I replaced my plugged AC condensate P-trap with a P-trap that has an internally threaded cleanout plug at the bottom of the trap. Unfortunately, this P-trap has a very small drip in the vicinity of the cleanout plug that does not appear to be due to condensate build-up on the outside of the P-trap. The AC evaporator/condensor is located in my attic, so any leakage will damage the ceiling below. Since the P-trap has been in service about 24 hours, it is filled with condensate and will have to be drained through the cleanout connection, but the P-trap fitting can not be removed for servicing because it is glued into the AC condensate drainage system.
In researching the best remedy for stopping the leak, I came across Oatey's Great White Joint Compound with PTFE (White Paste) or Harvey's Wet Set PVC Cement. According to the instructions, the Wet Set PVC cement can be applied to wet fittings, but obviously the cleanout plug will no longer be removable for servicing if this option is pursued.

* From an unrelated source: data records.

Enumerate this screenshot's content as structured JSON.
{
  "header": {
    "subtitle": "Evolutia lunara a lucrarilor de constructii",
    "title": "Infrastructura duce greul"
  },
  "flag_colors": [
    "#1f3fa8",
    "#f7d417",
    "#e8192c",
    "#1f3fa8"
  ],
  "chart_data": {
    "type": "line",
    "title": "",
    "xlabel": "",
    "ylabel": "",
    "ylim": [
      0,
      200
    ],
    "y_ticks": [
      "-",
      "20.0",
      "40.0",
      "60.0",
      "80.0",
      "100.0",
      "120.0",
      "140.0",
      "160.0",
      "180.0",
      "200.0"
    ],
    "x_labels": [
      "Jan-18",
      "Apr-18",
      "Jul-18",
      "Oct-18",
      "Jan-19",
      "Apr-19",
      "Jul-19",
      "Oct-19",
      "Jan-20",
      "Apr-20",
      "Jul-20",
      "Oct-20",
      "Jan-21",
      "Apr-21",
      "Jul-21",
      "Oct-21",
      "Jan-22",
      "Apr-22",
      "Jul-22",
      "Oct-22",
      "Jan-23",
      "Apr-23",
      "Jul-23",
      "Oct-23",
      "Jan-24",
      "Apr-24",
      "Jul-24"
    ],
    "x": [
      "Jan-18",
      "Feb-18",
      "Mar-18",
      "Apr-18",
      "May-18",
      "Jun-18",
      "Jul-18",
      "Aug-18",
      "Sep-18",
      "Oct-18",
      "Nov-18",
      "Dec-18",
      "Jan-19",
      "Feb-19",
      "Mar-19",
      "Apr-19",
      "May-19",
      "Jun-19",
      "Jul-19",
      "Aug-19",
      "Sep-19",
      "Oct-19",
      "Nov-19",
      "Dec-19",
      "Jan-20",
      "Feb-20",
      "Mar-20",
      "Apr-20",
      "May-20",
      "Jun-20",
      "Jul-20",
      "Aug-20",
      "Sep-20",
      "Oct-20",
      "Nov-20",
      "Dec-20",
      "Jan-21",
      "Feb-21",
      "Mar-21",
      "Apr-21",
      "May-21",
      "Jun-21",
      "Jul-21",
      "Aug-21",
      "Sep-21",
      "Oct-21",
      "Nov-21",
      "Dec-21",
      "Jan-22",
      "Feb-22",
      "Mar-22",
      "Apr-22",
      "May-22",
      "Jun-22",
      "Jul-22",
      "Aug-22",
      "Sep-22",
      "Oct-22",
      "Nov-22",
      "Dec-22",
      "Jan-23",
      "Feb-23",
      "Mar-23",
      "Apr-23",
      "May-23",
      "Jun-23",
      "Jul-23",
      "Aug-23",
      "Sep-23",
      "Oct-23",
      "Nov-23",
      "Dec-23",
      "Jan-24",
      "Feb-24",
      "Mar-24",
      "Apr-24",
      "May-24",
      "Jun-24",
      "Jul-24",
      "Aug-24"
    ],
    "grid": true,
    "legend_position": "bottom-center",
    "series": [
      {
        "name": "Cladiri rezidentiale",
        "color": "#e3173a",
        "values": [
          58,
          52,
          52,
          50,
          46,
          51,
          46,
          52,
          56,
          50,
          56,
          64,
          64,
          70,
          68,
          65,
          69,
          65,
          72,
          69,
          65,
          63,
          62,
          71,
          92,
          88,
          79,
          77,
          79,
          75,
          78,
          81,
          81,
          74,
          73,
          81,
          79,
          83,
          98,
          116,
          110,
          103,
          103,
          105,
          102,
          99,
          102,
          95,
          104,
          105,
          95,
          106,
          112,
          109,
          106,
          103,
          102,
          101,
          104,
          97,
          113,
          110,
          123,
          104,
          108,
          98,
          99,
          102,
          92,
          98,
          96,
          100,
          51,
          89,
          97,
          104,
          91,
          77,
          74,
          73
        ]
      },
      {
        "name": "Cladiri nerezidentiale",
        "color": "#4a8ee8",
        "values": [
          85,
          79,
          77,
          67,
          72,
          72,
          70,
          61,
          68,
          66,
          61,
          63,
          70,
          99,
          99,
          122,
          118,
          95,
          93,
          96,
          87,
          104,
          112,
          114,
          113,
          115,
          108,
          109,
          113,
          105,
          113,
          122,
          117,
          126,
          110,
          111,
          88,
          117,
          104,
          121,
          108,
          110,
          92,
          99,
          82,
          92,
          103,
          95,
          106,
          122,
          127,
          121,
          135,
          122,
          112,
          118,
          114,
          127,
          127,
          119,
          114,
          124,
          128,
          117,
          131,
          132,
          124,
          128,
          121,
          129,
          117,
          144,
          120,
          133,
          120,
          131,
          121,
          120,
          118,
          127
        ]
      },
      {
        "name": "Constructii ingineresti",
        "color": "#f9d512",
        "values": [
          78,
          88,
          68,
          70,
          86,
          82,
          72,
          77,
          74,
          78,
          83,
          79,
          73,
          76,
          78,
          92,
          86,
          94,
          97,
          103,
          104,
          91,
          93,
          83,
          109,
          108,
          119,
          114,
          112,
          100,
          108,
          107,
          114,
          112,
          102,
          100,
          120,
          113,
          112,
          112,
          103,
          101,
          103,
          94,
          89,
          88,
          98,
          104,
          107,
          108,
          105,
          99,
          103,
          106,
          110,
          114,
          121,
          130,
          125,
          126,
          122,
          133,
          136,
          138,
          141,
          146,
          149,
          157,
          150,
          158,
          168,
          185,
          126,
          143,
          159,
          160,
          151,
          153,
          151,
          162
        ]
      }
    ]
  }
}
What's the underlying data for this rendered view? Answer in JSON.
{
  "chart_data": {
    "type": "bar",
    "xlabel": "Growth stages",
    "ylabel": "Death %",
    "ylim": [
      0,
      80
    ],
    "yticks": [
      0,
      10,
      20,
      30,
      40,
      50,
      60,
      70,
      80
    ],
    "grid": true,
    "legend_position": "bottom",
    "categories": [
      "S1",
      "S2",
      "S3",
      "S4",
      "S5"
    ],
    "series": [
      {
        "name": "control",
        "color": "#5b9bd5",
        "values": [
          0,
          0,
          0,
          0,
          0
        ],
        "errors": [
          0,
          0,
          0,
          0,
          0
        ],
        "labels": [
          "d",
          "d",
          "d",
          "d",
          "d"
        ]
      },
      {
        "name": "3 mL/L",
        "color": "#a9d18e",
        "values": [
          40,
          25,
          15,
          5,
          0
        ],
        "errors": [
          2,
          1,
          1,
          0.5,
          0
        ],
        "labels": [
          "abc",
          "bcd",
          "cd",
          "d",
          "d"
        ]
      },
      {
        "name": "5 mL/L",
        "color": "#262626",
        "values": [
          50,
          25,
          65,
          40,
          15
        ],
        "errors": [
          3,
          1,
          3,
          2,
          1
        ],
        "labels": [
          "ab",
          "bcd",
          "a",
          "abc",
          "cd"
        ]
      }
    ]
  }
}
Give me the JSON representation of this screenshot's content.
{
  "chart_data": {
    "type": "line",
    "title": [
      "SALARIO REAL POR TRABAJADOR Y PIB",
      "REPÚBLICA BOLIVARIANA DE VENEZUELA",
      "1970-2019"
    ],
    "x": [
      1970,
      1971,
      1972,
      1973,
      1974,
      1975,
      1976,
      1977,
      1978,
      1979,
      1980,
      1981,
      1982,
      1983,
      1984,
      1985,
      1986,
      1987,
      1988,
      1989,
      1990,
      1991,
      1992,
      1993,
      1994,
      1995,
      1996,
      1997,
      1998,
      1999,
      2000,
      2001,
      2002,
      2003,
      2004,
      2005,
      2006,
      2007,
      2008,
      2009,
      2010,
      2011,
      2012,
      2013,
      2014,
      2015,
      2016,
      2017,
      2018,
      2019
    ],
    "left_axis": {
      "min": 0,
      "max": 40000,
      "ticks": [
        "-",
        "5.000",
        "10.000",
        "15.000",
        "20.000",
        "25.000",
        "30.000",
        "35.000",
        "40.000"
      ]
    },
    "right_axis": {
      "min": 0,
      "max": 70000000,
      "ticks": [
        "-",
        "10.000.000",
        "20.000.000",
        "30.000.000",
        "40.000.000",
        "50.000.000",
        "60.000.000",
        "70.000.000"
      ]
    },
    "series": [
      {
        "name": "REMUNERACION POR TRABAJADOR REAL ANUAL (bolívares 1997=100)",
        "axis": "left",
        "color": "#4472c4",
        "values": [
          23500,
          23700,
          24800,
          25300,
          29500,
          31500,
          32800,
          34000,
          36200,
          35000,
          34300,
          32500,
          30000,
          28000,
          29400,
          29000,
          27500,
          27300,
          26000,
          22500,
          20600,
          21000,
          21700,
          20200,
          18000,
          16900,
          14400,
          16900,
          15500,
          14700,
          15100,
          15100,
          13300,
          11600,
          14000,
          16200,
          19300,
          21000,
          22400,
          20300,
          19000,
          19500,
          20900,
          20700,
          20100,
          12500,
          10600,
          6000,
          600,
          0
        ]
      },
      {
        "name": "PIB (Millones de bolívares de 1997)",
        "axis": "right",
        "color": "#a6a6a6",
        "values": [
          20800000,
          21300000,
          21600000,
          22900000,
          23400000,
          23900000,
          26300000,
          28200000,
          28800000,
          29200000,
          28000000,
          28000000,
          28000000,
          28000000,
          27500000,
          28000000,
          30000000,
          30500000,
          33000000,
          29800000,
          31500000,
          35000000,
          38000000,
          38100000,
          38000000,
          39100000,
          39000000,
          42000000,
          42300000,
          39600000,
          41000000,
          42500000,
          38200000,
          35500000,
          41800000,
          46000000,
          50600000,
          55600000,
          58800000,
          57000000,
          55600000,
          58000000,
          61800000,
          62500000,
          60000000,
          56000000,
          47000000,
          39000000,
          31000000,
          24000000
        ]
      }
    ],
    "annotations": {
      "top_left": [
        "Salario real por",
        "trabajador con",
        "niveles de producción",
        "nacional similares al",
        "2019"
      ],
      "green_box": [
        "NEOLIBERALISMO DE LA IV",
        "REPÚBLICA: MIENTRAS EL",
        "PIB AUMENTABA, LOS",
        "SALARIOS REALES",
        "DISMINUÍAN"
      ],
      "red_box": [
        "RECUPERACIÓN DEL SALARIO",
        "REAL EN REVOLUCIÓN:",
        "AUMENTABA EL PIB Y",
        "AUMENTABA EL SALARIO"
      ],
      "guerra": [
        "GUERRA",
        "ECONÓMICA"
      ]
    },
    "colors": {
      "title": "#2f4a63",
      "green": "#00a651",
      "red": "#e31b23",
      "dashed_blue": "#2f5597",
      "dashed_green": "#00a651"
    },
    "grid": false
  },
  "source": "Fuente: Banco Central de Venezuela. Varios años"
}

The Joint Compound instructions state that it is flexible, non-hardening, and withstands up to 10,000 psi on fittings, so the cleanout plug can be removed for servicing in the event of future P-trap pluggage; however, there is no mention of whether it can be applied to a wet PVC fitting.
Does anyone know if the joint compound would work acceptably on a wet schedule 40 PVC fitting?
One thought would be to apply the joint compound to the interior threads of the P-trap cleanout, and then, if the cleanout fitting still has a minor leak, to seal the outside of the cleanout fitting with Wet Set PVC cement. The P-trap is not under any external pressure - just gravity flow of AC condensate from about 12 inches above, which is less than 1/2 psi of pressure.
Any suggestions would be greatly appreciated.